UNWRAPPING DIASPORAS Michel Huneault & Sarah R. Champagne 40
The virtual intimacy of money transfers
For thousands of immigrants and their families, the desire to break free from poverty or war materializes first in remittances. The routine act of sending a few dollars back home, carried out by millions of immigrants, amounts to more than three times the amount of official development assistance offered worldwide. Canada—with more than twenty percent of its population having been born abroad— sends more money per capita than any other country. In fact, if the 250 million migrants worldwide were to form a country today, its economy would be among the top twentyfive in the world.
For most of 2016, the photographer Michel Huneault and the journalist Sarah R. Champagne set out to document this hidden force in global economics and development.
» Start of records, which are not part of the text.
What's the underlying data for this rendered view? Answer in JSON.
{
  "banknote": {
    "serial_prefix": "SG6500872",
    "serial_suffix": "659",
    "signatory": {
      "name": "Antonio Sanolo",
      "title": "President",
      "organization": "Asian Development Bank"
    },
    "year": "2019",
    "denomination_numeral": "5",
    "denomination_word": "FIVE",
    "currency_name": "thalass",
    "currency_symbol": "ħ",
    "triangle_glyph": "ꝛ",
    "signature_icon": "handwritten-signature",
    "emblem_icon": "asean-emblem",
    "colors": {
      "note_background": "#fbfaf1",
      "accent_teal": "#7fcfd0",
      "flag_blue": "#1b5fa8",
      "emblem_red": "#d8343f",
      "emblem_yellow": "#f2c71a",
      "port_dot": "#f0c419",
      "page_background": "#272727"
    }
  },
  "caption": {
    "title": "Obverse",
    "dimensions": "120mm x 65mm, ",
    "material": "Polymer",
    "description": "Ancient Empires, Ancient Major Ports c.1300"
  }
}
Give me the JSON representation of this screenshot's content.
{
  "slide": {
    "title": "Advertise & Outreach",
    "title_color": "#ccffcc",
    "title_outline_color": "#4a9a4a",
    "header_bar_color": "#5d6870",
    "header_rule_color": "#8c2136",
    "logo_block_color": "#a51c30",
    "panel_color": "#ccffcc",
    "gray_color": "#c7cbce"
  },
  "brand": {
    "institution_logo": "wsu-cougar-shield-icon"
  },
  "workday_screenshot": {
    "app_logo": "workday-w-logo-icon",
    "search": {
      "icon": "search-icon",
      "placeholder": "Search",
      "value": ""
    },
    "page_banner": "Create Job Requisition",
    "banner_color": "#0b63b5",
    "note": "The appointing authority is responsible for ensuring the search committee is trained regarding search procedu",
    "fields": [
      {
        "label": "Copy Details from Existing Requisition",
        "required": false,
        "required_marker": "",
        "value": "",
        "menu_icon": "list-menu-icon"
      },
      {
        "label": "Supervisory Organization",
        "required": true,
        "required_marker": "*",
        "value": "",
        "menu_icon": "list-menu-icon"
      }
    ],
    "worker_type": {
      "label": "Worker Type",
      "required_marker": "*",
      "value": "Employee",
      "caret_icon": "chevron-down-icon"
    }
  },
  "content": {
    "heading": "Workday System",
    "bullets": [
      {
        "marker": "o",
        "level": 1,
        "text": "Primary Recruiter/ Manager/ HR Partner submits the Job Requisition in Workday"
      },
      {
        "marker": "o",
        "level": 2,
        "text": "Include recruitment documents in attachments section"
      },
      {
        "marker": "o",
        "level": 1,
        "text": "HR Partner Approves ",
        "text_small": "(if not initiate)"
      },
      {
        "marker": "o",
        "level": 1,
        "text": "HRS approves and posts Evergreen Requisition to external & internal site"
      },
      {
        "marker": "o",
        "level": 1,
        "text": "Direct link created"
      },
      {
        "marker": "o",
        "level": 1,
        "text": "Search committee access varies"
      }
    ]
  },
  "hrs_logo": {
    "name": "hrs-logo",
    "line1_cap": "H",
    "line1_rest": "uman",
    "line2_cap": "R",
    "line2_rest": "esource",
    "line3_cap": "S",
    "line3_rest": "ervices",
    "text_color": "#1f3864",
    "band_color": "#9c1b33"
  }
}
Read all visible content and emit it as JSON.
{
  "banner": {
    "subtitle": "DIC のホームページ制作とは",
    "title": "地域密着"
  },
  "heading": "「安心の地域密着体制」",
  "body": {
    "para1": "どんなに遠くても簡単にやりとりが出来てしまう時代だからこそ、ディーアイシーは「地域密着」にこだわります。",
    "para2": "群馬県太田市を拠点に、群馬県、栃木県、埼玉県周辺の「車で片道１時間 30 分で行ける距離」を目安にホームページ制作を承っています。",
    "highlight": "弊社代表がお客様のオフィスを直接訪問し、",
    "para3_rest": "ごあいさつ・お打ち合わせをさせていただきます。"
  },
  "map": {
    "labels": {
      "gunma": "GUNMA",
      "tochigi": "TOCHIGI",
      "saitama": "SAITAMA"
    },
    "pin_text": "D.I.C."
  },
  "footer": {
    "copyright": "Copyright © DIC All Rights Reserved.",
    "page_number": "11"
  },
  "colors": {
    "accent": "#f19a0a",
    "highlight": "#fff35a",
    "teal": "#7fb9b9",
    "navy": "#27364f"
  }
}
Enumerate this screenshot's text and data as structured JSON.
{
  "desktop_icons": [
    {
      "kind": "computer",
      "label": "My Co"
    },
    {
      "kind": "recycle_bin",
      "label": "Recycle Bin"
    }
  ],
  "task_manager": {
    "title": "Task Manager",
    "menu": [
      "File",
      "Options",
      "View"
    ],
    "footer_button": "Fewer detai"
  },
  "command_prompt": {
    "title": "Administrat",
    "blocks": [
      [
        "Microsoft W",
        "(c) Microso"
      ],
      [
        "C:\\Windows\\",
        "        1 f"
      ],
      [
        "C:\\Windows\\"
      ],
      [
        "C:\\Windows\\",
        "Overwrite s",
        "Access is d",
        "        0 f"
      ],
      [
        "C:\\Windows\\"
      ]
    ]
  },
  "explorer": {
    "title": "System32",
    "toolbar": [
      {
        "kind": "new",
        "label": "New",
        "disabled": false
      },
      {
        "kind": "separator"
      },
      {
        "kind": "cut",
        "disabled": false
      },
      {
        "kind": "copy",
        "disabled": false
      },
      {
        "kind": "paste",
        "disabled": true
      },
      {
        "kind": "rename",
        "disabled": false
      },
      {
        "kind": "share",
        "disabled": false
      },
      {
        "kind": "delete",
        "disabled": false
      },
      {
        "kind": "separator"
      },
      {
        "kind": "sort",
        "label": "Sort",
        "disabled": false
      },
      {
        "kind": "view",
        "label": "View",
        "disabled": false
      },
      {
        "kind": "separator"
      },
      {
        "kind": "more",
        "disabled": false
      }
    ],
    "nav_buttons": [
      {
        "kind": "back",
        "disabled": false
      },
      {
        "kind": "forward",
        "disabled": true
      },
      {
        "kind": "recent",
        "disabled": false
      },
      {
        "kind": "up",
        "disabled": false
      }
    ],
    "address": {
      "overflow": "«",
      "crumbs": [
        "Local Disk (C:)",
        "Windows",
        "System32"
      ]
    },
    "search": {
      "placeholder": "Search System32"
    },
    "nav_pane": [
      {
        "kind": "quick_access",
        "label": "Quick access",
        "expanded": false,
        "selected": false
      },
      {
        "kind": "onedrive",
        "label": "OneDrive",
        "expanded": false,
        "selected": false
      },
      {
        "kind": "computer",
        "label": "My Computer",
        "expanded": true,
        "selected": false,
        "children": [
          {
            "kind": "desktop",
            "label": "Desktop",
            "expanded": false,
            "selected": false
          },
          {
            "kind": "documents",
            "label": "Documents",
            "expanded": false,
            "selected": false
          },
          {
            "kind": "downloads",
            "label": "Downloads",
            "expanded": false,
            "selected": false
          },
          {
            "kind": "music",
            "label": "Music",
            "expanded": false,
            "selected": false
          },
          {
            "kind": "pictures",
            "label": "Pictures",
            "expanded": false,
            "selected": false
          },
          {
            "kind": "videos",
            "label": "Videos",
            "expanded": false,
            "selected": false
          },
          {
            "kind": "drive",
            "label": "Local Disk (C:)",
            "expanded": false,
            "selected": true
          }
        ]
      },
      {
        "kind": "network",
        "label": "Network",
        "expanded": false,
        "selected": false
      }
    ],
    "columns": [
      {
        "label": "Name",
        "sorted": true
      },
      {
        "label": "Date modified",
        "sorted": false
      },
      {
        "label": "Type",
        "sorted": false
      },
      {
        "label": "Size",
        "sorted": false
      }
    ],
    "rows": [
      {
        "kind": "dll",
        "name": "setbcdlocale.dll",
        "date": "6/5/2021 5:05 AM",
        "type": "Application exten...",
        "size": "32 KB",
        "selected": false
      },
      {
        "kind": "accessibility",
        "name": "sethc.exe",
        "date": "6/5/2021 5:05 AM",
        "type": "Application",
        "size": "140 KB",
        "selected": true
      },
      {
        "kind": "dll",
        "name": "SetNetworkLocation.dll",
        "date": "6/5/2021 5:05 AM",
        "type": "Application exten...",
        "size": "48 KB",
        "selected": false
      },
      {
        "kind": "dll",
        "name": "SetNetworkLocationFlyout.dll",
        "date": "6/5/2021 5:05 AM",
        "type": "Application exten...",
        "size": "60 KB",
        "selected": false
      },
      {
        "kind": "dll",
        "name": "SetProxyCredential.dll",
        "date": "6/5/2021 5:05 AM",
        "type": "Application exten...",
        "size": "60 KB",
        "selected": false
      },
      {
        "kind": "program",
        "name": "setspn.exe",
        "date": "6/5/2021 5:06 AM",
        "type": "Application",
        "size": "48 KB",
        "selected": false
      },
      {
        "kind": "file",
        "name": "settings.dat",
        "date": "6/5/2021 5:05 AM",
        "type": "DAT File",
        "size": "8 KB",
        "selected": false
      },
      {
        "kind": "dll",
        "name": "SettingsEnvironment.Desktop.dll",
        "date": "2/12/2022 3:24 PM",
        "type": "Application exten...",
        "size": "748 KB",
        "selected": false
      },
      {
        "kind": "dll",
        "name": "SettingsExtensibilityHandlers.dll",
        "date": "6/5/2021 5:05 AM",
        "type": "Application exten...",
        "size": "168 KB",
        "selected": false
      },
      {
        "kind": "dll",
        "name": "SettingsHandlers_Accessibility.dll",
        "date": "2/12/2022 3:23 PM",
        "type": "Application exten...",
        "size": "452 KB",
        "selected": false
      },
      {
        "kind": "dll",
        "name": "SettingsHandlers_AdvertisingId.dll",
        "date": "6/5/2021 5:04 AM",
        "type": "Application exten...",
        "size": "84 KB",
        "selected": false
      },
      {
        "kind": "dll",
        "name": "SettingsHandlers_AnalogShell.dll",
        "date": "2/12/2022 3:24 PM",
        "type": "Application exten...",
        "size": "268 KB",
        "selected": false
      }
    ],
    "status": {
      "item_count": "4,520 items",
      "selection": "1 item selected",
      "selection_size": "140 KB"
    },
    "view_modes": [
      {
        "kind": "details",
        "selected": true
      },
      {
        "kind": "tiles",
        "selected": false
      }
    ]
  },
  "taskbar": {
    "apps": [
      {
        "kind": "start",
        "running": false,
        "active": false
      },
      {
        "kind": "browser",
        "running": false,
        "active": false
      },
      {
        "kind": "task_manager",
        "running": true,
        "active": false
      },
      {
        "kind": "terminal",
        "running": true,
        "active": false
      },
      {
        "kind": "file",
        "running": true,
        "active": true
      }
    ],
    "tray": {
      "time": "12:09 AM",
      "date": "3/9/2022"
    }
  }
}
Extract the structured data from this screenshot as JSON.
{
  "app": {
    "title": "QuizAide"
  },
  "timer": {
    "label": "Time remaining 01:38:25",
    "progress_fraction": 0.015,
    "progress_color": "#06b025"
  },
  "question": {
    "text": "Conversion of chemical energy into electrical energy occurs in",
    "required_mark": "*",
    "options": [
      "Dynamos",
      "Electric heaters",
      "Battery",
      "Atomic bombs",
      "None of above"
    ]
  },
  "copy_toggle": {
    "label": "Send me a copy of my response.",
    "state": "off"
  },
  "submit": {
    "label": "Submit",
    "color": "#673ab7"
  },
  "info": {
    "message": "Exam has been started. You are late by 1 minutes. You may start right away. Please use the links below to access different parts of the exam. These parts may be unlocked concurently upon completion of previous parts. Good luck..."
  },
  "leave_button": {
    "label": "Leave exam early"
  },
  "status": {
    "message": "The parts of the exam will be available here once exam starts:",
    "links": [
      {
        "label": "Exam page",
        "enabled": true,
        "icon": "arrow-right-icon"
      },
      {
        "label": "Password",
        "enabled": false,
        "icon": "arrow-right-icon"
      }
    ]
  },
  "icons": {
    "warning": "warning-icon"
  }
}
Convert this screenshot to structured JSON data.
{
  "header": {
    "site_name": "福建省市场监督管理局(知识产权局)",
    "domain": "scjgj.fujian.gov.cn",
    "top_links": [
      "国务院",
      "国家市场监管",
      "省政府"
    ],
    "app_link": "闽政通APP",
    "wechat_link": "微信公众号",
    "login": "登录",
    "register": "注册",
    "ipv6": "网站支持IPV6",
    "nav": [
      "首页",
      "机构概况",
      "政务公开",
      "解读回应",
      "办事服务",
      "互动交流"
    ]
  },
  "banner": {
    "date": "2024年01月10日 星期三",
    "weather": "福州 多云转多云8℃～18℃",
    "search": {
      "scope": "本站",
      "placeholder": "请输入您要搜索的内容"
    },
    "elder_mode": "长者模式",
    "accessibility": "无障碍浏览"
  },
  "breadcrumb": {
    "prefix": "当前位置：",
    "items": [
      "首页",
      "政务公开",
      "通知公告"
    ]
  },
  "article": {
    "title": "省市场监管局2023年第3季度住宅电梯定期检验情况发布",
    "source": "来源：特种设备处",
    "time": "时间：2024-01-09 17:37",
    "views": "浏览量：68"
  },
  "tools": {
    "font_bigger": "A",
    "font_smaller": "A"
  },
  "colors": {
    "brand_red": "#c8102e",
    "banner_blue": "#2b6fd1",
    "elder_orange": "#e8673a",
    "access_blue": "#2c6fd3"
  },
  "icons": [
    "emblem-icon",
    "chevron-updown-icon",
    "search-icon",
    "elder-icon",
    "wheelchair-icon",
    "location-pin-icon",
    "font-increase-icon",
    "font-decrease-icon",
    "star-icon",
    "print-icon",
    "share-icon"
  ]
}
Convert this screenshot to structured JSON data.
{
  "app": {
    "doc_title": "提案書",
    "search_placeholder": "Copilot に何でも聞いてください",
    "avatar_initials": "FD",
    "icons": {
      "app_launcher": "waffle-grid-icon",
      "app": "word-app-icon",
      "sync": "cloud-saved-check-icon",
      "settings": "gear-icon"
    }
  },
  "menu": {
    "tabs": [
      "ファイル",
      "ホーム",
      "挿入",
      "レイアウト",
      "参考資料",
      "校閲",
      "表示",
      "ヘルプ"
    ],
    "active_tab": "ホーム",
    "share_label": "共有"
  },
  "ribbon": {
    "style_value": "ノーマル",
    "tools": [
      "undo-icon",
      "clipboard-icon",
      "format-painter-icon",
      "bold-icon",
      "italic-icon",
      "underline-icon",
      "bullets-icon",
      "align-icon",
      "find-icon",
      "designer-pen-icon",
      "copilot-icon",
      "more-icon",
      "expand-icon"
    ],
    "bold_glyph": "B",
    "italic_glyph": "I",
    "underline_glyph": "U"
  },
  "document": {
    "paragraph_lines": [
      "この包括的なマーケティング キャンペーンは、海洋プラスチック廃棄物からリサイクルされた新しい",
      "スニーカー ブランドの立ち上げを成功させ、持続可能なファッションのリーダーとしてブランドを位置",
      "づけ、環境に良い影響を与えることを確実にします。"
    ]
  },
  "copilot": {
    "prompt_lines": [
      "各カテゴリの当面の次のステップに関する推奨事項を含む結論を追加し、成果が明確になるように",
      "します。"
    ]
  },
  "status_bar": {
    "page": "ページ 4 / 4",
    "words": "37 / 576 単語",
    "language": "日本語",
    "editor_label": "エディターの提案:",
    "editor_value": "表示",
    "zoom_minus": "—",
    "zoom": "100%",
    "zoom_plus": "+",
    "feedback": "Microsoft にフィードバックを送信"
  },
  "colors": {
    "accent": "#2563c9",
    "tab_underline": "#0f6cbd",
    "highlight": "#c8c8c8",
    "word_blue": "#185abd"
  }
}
The two interviewed families living thousands of kilometres away from one another in Canada, Mexico, Haiti, Turkey and Syria, and experimented with shooting 360-degree immersive videos—videos in which a view in every direction is recorded at the same time—that can be viewed on a tablet or VR helmet. Huneault and Champagne were intrigued by what happened when they unwrapped the film onto a flat surface. The resulting images, shown here, are reminiscent of classical tableaux and of the challenging distortions presented by world maps, representations of the spaces both physical and virtual that these families must traverse in order to maintain ties.
The Rodriguez family on a Sunday, on their ranch. They receive money from Roberto, the eldest son of nine children. The sum is not extravagant. “Just to get ahead and put some ceramic tiles on our floor,” says Sofia Alcantara, Roberto’s mother. Migration shapes the landscape of some Mexican villages, resulting in the slow conversion of mud houses into concrete castles, empty most of the time.